STATE: How is CSU-Global supporting enrollment growth with faculty and degree offerings?
TAKEDA-TINKER: We have 562 faculty members in 48 states, and they all have recent industry work experience. For our students, it’s important that faculty have worked in their areas of expertise so they are not only providing information, but are helping students understand how to practically apply it in the workplace.
We’re very intentional about offering programs that facilitate workplace success. We have 26 degree programs and about 50 specializations and certificate programs. As you might expect, our top programs are in high-demand career fields with opportunities for job growth, including business, organizational leadership, technology, and accounting/finance. We provide an enrollment agreement to every student, so they understand the commitment needed to complete a degree. CSU-Global does not charge fees, and we lock in tuition once students are enrolled and remain enrolled.
STATE: What’s ahead for CSU-Global in the next year?

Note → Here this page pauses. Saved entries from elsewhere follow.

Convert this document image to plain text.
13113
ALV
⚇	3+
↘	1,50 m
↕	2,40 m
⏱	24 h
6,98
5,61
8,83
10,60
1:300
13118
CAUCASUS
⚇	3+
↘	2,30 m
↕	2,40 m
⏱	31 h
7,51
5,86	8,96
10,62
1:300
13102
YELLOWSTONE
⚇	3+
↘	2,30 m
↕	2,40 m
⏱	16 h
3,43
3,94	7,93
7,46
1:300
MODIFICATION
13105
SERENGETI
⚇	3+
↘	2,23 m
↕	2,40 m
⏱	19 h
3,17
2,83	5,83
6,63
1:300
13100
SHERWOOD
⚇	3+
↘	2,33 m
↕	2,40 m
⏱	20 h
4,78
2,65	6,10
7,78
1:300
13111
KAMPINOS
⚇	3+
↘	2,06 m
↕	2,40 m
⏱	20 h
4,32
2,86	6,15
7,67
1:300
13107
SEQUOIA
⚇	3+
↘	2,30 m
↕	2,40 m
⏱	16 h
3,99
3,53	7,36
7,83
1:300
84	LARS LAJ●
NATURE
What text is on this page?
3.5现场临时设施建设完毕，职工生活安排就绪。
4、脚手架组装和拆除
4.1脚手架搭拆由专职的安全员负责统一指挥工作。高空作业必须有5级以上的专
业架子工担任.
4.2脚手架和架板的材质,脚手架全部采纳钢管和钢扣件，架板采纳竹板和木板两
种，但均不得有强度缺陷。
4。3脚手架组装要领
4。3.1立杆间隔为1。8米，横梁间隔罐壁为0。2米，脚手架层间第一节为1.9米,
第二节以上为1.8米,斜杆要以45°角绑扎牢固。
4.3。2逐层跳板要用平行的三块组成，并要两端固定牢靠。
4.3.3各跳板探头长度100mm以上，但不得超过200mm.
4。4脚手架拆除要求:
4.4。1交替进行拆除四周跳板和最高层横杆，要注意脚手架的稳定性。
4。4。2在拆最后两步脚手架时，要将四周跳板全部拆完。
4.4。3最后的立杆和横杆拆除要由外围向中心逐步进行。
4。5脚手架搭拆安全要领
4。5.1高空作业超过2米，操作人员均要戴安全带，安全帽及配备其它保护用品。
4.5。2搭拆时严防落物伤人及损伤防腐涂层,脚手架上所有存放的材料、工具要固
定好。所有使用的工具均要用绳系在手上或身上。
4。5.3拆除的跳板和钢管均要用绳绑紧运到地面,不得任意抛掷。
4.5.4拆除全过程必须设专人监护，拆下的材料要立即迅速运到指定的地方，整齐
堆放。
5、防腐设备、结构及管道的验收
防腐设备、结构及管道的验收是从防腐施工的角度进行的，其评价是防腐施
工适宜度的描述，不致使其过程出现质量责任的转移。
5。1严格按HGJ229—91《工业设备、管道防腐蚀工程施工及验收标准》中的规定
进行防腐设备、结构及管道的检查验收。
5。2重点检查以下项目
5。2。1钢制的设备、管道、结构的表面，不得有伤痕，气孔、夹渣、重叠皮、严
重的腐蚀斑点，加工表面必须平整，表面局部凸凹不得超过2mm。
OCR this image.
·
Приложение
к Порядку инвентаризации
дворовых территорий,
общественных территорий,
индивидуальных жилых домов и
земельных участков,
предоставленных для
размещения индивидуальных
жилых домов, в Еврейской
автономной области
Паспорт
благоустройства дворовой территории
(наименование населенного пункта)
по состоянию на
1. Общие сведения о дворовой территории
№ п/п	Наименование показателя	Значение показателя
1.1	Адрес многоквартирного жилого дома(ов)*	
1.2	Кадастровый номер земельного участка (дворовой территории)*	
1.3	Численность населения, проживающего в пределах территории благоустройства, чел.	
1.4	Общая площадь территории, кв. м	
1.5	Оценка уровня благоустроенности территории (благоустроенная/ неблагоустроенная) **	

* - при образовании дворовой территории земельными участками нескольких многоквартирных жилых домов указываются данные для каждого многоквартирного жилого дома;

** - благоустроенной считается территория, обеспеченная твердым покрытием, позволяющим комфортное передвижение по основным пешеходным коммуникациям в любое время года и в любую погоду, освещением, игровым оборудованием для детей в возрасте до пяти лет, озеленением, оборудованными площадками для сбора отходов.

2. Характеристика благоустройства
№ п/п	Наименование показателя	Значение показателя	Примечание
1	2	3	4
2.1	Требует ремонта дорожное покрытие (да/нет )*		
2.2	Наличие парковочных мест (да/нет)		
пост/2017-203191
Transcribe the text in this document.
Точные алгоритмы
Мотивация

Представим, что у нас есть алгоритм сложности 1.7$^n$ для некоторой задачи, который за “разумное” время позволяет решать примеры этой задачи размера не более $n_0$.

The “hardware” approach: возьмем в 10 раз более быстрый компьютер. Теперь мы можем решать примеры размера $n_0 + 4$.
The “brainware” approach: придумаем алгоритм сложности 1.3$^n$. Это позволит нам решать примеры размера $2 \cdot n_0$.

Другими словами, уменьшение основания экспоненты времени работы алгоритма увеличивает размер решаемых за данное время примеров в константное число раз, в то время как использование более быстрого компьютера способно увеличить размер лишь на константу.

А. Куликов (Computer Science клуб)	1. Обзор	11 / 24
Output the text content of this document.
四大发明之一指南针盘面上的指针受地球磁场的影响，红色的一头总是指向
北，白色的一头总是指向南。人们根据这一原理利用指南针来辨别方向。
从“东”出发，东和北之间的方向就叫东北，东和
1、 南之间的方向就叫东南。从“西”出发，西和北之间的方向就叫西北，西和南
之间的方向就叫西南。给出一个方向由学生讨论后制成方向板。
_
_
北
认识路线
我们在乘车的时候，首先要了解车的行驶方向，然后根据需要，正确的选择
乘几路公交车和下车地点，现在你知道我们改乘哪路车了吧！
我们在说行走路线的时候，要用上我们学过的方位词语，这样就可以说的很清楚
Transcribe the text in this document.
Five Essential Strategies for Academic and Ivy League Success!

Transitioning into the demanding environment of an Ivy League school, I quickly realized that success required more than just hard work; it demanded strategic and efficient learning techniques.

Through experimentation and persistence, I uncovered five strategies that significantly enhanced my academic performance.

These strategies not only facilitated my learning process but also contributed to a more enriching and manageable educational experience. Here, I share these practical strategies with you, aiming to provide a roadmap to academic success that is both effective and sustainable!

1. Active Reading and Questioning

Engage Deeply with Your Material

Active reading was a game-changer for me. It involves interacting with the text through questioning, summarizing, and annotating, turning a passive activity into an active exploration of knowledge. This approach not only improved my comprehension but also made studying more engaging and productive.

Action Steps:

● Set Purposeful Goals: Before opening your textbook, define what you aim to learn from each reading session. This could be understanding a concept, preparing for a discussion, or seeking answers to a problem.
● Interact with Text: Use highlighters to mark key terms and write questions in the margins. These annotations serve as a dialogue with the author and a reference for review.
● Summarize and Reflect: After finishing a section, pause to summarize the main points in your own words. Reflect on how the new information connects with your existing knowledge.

TAKEDA-TINKER: We’re excited to have formed a partnership with Aurora Public Schools that will allow us to be a tenant in their community starting in September 2019. The partnership will help the district facilitate scholarship opportunities for their students who find CSU-Global to be the right fit for their educational needs. In my mind, it’s huge to put the rent money that we would normally pay to a private landlord toward nonprofit education in Colorado. We look forward to this new collaborative framework and becoming a partner in an even broader educational community in our state.